Chelsea Manning announces run for US Senate with video on Twitter

Chelsea Manning announces run for US Senate with video on Twitter

Imprisoned leaker and activist confirms plan to run as a Democrat in Maryland with video hashtagged #WeGotThis, saying: ‘We need someone willing to fight’

After seven years in military prison for carrying out one of the largest leaks in US history and coming out as a transgender woman, Chelsea Manning is embarking on the next stage in her epic journey: running for a seat in the US Senate.

The former US army private, who was held in military lockup for far longer than any other official leaker in modern times, has declared in a federal filing her intention to run in this year’s Democratic primaries for a Maryland Senate seat. Now 30, she confirmed she was entering the race in a video posted on Twitter on Sunday under her now established internet trademark #WeGotThis.

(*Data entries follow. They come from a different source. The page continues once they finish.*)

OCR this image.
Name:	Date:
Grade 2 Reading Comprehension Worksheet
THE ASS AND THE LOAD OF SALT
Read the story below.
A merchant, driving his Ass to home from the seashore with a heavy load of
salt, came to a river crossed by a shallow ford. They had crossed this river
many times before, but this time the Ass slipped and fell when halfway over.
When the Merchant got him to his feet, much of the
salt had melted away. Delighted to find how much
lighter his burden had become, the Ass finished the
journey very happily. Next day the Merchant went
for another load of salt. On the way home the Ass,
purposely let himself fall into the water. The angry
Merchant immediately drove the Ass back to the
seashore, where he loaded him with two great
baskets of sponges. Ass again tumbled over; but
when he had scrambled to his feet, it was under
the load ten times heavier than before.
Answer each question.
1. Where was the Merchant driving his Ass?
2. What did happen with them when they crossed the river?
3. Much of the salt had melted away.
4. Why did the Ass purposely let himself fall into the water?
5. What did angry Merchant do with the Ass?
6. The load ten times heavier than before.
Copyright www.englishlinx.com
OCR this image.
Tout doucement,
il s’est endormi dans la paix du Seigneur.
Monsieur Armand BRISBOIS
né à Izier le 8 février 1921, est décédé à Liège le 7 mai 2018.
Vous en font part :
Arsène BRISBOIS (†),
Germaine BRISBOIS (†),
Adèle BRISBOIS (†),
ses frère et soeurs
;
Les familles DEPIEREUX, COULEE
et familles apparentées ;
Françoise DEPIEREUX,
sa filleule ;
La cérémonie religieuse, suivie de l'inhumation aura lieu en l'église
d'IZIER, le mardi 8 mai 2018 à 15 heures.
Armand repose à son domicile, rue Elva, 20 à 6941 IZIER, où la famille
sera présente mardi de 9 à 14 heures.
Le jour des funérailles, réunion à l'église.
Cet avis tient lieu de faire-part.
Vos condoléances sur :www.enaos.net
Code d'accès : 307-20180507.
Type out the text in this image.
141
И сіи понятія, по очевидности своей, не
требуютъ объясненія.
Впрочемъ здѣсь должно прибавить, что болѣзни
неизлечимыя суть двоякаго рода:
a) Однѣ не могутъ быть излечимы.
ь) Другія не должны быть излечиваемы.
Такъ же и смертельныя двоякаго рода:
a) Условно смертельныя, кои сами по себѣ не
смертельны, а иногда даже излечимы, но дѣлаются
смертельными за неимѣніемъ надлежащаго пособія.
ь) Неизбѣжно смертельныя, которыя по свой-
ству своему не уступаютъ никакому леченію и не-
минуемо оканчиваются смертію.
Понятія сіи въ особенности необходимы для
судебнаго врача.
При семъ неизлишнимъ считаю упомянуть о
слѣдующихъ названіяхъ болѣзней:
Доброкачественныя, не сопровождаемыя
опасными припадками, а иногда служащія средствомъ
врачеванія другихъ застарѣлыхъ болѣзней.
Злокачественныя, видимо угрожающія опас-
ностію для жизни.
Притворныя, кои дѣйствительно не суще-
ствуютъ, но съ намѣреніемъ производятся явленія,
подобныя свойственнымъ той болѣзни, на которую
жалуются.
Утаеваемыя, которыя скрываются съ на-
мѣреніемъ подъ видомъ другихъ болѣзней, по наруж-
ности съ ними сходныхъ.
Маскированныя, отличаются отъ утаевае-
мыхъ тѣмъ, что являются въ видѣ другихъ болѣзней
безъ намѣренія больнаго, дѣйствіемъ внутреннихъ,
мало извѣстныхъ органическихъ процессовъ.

“We live in trying times. Times of fear, of suppression, of hate,” Manning said in the video dressed in black and holding a red rose. Over grainy shots of riot police assailing protesters and of Donald Trump in the Oval Office, she went on: “We don’t need more or better leaders, we need someone willing to fight.”

Manning also tweeted a link for campaign donations.

The audacious decision to stand for one of the most exalted political positions in the country less than eight months after she was released from Fort Leavenworth military prison in Kansas underlines how rapidly Manning has taken to civilian life. Though it has not all been plain sailing – she was turned back from the Canadian border in September, having been refused entry – she has embraced her new role as an LGBTQ and progressive celebrity.

Having spent the best part of a decade with no direct access to the internet, she has become a Twitter star with some 319,000 followers. She fills her Twitter feed with rainbow emoji and upbeat refrains that should translate easily into campaign slogans, including “We can do better” and “We have more power than they do” – a reference to the Trump firmament.

Despite these advantages, Manning’s challenge will be steep. In the Democratic primary she will face Ben Cardin, who has served two six-year terms in the Senate and has built a name for himself on the chamber’s foreign affairs committee as a dogged investigator of Russian meddling in the 2016 presidential election.

Cardin’s work on the committee has brought him to focus on an organization which overlaps with Manning’s personal history: WikiLeaks. The open information website, run by Julian Assange out of his place of exile in the Ecuadorian embassy in London, released thousands of emails from the Hillary Clinton campaign and the Democratic National Committee during the presidential race.

US intelligence agencies have asserted that the emails were hacked by the Russian government in a brazen attempt to distort the election in favour of Trump.

Manning transferred a vast stash of about 700,000 embassy cables, war logs and videos to WikiLeaks in 2010. Though at the time the soldier and Assange appeared to have forged an internet friendship, Manning has since moved away from him and had nothing further to do with WikiLeaks after the initial transfer of leaked data.

Whatever the outcome of the primaries, Manning’s decision to stand is likely to cement her reputation as one of the most arresting new voices to emerge in the so-called “resistance” to Trump. In that regard, there is no love lost.

Trump has been consistently antagonistic towards the former soldier. In January 2017, after Barack Obama commuted Manning’s 35-year sentence and ordered her release, Trump tweeted: “Ungrateful TRAITOR Chelsea Manning, who should never have been released from prison, is now calling President Obama a weak leader. Terrible!”